Era la misma respuesta que había dado a su hijo cuando, de pequeño, le había preguntado sobre la cueva sagrada. La espera le había resultado insufrible, pero al final Thorn se había visto obligado a admitir que estaba contento de no haber sabido lo que le aguardaba.
—Te pasará lo mismo con la Gran Caverna —prometió su padre—. Ya lo verás.
La espera de Thorn llegó a su término la segunda tarde de su viaje. En aquel momento, el grupo del Búfalo seguía la senda paralela al río del Guijarro, cuando de repente se alzó ante ellos la empinada pendiente de un risco, que daba la impresión de bloquear la carretera por completo. Thorn vigiló dónde pisaba. No obstante, debía de haber una senda, porque los hombres más adelantados del grupo habían desaparecido de repente. Thorn siguió adelante y vio la cueva.

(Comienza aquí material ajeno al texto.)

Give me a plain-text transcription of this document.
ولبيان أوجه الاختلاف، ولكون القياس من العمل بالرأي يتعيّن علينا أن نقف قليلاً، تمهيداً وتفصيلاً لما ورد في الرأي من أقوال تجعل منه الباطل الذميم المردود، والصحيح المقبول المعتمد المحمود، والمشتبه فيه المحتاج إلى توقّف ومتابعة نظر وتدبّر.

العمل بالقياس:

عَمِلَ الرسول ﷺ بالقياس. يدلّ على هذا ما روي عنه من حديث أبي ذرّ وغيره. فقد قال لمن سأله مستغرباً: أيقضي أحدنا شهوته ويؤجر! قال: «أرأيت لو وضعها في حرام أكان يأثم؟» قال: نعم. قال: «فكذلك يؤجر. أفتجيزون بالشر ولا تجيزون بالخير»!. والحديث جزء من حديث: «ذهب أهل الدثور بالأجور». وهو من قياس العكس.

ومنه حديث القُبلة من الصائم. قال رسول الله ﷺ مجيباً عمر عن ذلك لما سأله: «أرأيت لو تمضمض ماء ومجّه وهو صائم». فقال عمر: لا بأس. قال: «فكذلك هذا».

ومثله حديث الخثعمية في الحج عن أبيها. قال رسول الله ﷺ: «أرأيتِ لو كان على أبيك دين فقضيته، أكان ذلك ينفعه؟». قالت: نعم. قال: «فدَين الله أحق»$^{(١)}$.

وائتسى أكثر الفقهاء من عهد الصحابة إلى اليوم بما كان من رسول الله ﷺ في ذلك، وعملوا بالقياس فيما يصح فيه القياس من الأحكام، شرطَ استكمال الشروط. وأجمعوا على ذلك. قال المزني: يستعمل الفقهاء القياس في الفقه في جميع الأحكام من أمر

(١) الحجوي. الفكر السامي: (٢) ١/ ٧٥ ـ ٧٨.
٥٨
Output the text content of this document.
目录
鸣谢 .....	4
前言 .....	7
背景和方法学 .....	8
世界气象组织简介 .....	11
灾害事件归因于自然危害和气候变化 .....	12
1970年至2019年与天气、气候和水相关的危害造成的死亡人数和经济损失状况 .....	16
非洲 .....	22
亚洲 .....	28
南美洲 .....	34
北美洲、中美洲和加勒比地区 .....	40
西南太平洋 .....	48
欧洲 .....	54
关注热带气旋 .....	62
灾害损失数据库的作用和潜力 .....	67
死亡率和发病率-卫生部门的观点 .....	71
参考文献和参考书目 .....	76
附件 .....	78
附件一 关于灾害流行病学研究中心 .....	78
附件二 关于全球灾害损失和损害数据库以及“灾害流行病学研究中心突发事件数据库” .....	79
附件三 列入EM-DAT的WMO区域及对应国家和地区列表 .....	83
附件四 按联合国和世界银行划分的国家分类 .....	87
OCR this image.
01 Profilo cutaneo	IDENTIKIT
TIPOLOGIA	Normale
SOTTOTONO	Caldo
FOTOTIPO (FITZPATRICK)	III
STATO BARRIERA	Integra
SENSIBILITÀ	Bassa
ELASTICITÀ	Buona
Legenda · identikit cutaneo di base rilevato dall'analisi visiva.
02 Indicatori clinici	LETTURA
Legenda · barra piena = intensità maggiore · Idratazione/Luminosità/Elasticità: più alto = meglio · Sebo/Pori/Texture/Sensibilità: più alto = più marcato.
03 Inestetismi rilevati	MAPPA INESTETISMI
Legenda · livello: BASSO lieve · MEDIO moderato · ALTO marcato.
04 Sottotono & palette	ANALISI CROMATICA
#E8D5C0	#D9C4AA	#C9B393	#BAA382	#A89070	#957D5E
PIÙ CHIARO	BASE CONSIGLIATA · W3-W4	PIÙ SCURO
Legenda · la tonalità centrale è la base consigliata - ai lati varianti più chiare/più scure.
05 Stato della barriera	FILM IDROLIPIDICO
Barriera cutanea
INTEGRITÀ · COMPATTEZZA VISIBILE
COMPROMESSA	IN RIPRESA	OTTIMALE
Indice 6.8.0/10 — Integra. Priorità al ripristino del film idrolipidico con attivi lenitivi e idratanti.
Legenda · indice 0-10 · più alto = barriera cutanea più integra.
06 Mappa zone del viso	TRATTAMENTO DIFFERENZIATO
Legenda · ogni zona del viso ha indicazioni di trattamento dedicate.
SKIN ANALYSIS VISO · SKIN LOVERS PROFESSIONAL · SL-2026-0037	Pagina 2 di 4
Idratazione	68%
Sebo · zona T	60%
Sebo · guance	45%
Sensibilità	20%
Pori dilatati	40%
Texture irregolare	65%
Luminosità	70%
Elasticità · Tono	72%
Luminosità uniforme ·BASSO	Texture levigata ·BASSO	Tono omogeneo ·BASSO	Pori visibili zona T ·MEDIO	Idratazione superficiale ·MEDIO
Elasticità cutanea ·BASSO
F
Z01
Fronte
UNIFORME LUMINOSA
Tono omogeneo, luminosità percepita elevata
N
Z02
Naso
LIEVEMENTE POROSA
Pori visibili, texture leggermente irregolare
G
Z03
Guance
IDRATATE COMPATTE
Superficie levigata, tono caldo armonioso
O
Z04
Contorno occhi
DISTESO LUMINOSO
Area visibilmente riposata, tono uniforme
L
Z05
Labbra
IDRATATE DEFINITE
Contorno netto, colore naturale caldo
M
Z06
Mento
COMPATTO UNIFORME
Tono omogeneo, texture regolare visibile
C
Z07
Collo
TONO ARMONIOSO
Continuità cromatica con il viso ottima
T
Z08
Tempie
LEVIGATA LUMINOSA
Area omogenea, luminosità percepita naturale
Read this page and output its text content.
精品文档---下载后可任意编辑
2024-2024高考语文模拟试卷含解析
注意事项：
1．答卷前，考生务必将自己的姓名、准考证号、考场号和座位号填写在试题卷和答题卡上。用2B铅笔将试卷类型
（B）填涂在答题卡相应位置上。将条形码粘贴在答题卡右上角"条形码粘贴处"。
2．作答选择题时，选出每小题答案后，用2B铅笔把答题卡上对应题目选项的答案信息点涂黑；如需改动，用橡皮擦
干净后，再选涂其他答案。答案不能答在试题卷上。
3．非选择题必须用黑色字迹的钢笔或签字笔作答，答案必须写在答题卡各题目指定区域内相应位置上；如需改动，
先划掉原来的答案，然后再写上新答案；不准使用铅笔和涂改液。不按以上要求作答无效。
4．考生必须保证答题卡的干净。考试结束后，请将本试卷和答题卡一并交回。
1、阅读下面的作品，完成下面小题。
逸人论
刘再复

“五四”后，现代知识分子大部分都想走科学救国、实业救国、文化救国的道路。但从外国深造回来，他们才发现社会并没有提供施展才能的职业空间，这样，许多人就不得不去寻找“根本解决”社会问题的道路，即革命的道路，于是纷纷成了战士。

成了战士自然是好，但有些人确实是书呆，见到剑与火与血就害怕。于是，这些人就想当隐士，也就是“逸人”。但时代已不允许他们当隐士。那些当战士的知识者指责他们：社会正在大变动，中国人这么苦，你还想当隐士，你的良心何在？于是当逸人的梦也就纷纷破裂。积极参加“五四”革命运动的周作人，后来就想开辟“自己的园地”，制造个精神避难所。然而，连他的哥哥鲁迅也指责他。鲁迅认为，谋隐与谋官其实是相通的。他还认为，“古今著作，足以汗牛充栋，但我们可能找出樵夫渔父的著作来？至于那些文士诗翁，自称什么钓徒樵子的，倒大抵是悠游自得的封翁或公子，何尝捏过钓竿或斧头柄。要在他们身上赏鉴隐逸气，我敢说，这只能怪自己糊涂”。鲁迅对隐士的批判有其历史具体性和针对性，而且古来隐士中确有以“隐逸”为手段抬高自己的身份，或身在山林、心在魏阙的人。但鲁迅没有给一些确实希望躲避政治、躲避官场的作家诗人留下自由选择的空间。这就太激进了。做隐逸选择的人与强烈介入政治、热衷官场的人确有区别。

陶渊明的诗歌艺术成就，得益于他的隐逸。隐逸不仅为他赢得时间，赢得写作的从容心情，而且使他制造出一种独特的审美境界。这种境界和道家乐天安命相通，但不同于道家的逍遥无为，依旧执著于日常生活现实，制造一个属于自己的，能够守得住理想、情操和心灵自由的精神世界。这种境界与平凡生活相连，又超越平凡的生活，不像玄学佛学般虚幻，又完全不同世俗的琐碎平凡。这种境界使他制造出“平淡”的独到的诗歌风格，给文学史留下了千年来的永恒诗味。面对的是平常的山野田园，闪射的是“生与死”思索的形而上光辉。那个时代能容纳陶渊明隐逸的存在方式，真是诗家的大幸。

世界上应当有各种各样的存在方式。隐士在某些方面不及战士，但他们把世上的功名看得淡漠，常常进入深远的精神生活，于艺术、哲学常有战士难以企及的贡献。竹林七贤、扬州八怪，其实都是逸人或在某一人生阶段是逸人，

Era muy grande, un enorme arco de piedra que se alzaba treinta metros sobre el río. De hecho, la Gran Caverna era más un túnel que una caverna, un gigantesco túnel excavado en la roca del acantilado. El río se precipitaba a su través en un torrente imparable de espuma blanca. Había gente acampada sobre la grava ante la boca de la cueva, y Thorn vio a un grupo de niños que gritaban de alegría y daban patadas a un estómago de caballo hinchado. Varios niños estaban mojados a causa de los chorros de agua que se elevaban del río.
Thorn había conocido a muy poca gente que no perteneciera a su tribu. Abrió los ojos de par en par y su corazón se aceleró. De repente, el peso de los huesos grabados que cargaba a la espalda se le antojó más ligero. Se enderezó, volvió a mirar a los risueños niños y sonrió.